Porque ele não fecha a matraca às vezes? Porque precisa me deixar putoooo!

Mas como titia não gosta de Falcão, ela meio que ignora o comentário e fala que ele é bonito, mas que o achou muito branco.

— Oxe Vander, se esse palmitinho ir pra Bahia, vai ficar roxo e depois descascar inteiro. O bichinho parece uma rama de aipim descascada.

Antônio ri dele mesmo e usa o seu habitual: "naaa" eu passo um bronzeador.

— Menino cê vai é torrar. Se tiver um protetor fator 200 você consegue ficar na sombra.

— Ah mas sou brasileiro, aqui a gente sempre pega um sol também. Lá na Bahia não enche de turista europeu que é muito mais branco?

Minha tia fica sem resposta. Na verdade ela não é metida, é preocupada só. Sua cultura a faz hospitaleira. Nunca tá séria, ri até do que ela mesma fala. E no fim do domingo, ouve o meu lobinho elogiando:

— A senhora é muito simpática, mas é um jeito simpático tão diferente.

— O que que a baiana tem? — ela canta Carmem Miranda — Você é um rapaz querido. Também é simpático e sincero, coisa que não se vê muito hoje em dia.

E por que os baianos tem...

— AH! Antônio vou contigo até ali na moto. — Não, não e não!
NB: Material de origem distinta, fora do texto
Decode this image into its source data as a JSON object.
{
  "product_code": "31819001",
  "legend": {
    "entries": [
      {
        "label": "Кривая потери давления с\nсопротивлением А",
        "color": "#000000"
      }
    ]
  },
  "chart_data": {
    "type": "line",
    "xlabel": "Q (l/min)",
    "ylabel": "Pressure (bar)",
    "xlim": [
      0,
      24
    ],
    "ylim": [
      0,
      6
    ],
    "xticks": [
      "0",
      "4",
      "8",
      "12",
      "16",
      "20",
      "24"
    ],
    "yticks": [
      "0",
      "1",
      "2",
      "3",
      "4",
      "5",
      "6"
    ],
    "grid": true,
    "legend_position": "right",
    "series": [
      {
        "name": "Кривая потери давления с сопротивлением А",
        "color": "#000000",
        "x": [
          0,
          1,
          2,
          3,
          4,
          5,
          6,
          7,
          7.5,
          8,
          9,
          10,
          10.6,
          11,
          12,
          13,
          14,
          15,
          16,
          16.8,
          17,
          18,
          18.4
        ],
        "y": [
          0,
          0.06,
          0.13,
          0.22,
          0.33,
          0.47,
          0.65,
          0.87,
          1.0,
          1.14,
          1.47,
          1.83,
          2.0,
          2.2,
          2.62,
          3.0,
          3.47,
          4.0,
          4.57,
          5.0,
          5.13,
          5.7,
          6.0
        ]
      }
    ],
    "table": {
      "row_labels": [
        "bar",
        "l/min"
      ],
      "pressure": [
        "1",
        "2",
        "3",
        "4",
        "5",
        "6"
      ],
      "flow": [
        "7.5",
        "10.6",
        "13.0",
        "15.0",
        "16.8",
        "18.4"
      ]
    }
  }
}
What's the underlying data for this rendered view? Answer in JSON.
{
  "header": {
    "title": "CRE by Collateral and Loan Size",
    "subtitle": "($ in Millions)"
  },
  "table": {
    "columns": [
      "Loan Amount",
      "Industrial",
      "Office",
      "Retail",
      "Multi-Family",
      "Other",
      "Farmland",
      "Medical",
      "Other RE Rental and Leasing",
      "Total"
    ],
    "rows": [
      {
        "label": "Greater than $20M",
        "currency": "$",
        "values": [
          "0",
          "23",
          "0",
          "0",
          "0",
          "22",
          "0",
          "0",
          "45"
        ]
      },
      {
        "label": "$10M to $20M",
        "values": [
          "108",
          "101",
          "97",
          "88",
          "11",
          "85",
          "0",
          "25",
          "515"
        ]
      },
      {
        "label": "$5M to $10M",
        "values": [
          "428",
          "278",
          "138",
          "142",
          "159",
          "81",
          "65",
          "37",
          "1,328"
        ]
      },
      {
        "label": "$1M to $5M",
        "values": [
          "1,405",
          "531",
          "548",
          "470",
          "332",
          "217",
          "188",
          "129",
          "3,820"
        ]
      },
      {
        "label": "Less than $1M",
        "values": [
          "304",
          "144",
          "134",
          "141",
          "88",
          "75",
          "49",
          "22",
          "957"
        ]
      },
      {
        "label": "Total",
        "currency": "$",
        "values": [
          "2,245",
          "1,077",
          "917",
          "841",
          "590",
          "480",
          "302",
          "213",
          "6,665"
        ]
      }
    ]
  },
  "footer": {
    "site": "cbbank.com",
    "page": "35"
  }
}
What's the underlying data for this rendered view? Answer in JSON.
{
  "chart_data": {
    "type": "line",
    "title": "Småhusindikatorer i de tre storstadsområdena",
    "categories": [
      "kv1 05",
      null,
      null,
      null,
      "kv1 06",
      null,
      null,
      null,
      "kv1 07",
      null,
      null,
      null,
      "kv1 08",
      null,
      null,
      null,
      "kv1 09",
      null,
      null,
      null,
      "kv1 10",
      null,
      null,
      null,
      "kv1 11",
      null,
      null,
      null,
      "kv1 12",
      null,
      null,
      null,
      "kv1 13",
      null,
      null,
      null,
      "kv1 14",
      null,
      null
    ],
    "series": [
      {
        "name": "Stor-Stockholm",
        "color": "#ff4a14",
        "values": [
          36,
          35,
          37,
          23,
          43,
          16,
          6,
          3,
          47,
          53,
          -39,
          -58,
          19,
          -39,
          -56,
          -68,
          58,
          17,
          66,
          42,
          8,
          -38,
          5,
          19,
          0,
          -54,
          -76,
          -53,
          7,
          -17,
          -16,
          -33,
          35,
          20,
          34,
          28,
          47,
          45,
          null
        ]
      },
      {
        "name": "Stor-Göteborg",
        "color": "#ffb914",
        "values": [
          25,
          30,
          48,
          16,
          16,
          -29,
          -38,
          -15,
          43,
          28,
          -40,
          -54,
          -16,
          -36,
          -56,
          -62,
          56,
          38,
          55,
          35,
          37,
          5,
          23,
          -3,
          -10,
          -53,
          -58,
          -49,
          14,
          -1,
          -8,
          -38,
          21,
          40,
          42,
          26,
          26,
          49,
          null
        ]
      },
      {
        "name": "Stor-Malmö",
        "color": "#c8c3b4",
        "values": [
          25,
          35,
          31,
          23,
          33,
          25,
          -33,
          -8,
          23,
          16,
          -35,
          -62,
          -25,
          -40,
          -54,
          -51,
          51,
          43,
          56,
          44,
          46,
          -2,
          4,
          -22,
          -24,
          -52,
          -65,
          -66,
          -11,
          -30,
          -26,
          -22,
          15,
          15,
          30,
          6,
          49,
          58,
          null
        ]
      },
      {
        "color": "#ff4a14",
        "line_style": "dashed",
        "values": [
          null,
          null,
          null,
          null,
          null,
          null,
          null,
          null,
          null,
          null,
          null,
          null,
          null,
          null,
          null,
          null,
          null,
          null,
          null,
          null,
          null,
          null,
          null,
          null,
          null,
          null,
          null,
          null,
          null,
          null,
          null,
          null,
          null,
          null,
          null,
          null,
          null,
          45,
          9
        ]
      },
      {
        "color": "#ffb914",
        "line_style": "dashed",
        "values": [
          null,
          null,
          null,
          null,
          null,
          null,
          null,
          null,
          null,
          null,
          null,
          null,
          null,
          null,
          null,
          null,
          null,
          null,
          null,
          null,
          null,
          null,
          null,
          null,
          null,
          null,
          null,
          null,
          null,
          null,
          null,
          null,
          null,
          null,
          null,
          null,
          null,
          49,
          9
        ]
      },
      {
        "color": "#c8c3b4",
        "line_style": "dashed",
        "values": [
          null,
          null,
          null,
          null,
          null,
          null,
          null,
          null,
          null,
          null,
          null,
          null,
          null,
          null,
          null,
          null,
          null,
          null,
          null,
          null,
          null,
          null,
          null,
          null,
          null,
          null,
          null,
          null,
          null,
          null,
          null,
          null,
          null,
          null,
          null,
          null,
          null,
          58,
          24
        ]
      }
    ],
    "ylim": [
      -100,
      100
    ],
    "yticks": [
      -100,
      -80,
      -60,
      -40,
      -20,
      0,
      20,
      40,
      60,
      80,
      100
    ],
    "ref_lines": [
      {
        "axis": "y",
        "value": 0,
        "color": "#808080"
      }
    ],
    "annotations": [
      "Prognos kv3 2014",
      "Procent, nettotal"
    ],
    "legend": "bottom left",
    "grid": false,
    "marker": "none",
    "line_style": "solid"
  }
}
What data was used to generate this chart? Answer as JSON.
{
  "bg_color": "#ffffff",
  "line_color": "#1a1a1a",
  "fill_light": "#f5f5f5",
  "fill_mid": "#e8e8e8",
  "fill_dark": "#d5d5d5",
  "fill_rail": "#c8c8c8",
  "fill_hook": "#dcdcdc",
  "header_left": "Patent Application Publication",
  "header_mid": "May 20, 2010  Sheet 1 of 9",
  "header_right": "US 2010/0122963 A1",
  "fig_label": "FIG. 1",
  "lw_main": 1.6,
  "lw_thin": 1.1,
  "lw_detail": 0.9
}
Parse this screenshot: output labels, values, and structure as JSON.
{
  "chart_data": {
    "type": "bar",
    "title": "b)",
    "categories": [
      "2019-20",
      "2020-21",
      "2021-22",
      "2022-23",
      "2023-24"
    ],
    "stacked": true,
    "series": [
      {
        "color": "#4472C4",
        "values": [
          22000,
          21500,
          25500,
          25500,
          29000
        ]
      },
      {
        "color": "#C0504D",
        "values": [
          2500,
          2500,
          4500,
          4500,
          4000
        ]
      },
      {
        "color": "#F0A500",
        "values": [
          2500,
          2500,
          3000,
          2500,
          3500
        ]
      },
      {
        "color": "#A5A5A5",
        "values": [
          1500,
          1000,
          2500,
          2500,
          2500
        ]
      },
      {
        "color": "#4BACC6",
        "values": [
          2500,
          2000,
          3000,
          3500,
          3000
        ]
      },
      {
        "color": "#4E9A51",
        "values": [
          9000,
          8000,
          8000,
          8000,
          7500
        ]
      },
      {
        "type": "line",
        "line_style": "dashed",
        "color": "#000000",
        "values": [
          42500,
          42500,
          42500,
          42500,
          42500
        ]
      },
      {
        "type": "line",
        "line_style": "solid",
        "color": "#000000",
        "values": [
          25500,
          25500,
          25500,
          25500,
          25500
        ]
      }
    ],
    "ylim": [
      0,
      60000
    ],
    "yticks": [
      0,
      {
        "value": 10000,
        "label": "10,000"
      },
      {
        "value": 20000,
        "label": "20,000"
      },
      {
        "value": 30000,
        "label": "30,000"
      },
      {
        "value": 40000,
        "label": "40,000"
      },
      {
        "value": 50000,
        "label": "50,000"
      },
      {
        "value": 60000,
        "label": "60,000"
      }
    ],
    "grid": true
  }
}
Ele não vai me fazer passar vergonha.

— Eu só...

— Wolf! — Eu levanto a voz que é pra ele entender que tá sendo chamado na xinxa. — Para de psicopatiar com a tia e vem.

Ele vem sorrindo porque não pode me ver furioso. Porque que eu o maltrato quando posso? Porque ele precisa.

— Ela me chamou de palmitinho, hahaha. — Pronto. Tá rindo só agora. — Eu nem sou tão branco. Olha aqui o meu braço, tem diferença do antebraço e aqui no muque.

Delícia de braço fortinho, tem sim uma diferença de cor, mas é assim:

— Aqui em cima é branco sal e aqui onde é peludo, é branco açúcar.

— Viu, dá uma diferença.

— Aham. — falo com um pouquinho de sarcasmo porque, né... 

Na despedida que nunca é diferente e eu fico com vontade de me grudar nele, recebo um beijinho bem discreto e um grito vindo de dentro de casa.

— Oxente! Lasque um beijo em Vander, tava aqui espiando e vocês me vem com essa miséra de beijo. — Oh véinha doida essa minha tia!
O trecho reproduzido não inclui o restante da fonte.